Saturday is decision day for House Republicans. A week ago, they sent a continuing resolution to the Senate that included a provision to defund Obamacare. Now, they've received the resolution back, minus the Obamacare provision. So what do they do? Do they attach some new measure to the resolution and send it back to the Senate -- with the hours ticking away before a possible government shutdown? Or do they drop efforts to defund, delay, or amend Obamacare and simply pass the "clean" continuing resolution before them?

When asked whether the House would pass the "clean" resolution -- a path rejected by the most conservative House Republicans -- Speaker John Boehner has said, "I don't see that happening." But there is a possibility Boehner will end up doing just that. Here is the situation he faces.

There is a lot of fear of a shutdown. The further we try to push the leadership, if they don't think that's realistic, it makes them more likely to do a clean CR.

The House Republicans who pushed hardest to attach a measure defunding Obamacare to the first continuing resolution now say they will accept replacing it with a measure to delay and defund Obamacare for a year. They say they will reject smaller measures, like repealing Obamacare's medical device tax or the Vitter Amendment, which forces Congress to purchase health coverage on the Obamacare exchanges without special subsidies. Those are worthy goals, the conservatives say, but apply to relatively small groups of people, while the conservatives are trying to spare millions of Americans from the mandates and burdens of Obamacare.

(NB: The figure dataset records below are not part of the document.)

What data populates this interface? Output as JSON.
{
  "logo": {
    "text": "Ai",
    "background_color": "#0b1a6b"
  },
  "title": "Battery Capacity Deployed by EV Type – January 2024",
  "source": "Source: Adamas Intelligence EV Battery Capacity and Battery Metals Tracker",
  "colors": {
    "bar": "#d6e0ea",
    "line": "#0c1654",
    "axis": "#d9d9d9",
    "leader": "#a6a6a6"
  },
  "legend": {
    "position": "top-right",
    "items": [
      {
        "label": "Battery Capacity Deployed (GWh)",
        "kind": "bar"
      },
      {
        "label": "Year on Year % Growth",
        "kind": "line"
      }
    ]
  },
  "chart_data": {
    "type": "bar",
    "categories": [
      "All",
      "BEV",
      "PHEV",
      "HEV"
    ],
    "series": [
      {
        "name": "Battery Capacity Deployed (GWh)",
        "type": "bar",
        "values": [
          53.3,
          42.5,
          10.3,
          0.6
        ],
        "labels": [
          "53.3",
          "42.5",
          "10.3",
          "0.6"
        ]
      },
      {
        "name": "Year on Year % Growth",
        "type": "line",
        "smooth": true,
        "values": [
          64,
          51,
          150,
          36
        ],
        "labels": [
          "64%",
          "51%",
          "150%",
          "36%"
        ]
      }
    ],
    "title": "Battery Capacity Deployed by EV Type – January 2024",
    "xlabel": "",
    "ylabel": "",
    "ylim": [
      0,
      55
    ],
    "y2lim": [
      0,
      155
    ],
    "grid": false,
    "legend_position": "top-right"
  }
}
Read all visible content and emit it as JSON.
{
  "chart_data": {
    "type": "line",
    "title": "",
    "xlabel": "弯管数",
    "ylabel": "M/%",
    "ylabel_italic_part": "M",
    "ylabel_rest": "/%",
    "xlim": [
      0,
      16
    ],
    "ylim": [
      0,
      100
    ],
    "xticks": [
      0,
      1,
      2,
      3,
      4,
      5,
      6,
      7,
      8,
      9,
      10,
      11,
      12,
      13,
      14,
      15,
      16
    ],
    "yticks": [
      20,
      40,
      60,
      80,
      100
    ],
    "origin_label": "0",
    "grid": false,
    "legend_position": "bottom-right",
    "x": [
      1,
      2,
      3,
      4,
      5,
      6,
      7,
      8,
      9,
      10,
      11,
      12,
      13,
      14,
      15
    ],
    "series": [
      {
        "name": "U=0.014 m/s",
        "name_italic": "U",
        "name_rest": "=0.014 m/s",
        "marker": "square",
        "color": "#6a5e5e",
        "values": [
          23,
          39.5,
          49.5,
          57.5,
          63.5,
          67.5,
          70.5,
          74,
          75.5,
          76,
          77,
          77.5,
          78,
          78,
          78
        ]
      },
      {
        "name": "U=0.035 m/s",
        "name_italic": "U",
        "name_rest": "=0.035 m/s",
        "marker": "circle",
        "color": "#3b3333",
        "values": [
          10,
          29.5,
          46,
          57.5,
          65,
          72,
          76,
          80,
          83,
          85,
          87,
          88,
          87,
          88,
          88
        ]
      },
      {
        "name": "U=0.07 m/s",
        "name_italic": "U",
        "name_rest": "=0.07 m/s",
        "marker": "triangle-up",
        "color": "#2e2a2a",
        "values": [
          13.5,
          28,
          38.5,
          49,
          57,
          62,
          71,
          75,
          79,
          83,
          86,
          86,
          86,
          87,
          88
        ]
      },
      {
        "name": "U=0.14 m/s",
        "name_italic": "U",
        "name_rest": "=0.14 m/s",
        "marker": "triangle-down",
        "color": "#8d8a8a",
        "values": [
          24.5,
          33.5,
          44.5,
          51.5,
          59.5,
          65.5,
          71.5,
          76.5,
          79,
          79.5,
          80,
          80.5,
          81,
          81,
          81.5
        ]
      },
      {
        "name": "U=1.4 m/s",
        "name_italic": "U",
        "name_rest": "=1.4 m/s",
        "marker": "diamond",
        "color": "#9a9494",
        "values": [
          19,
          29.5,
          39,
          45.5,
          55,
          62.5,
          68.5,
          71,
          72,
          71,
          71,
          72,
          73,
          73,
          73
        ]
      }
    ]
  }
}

House members in the conservative faction say they have about 80 votes to support their position. But there are 233 Republicans in the House. What about the other 153? It could be that most of them would like to see some sort of Obamacare measure attached to the new continuing resolution -- either the one-year delay/defund measure or one of the smaller proposals -- but they are more concerned about the possibility of a government shutdown. "I definitely don't want a clean CR," says a House conservative. "But you very well could have a majority of our conference who say, 'Look, let's just get the CR off the table.' There is a lot of fear of a shutdown. The further we try to push the leadership, if they don't think that's realistic, it makes them more likely to do a clean CR."

So does Boehner go with the 80, or with the 150? If in fact there are anywhere near 150 Republican votes to (reluctantly) go ahead with a "clean" CR, then Boehner would have the support of the majority of the majority in choosing that path. He would also guarantee a lot of Democratic support, plus passage in the Senate -- and no government shutdown.

If Boehner chooses the one-year delay/defund route, he'll have the support of the 80 House conservatives, and perhaps the rest of the House GOP conference will go along. But he'll have the support of a small minority of House Democrats, plus the virtual guarantee of failure in the Senate -- and a likely shutdown.

If Boehner chooses the smaller measures, the medical device tax repeal, the Vitter Amendment, or both, he will likely have the support of a majority of the House GOP conference and some House Democrats. Prospects in the Senate are not clear; a majority of Democrats supports repeal of the medical device tax, but Senate Majority Leader Harry Reid has said he will not accept its inclusion in the CR. What would happen with the Vitter Amendment is not clear either, but in the past Reid has fought like a tiger to prevent any vote on it. Given that, and with time passing, the smaller-measure route carries the real danger of a shutdown.

That leaves the clean CR. It would work, it could be done quickly, and it might well have the support of the majority of the House Republican conference, not to mention Democrats. But it would certainly set off a revolt among House conservatives, probably including threats to Boehner's speakership. That is Boehner's choice on Saturday.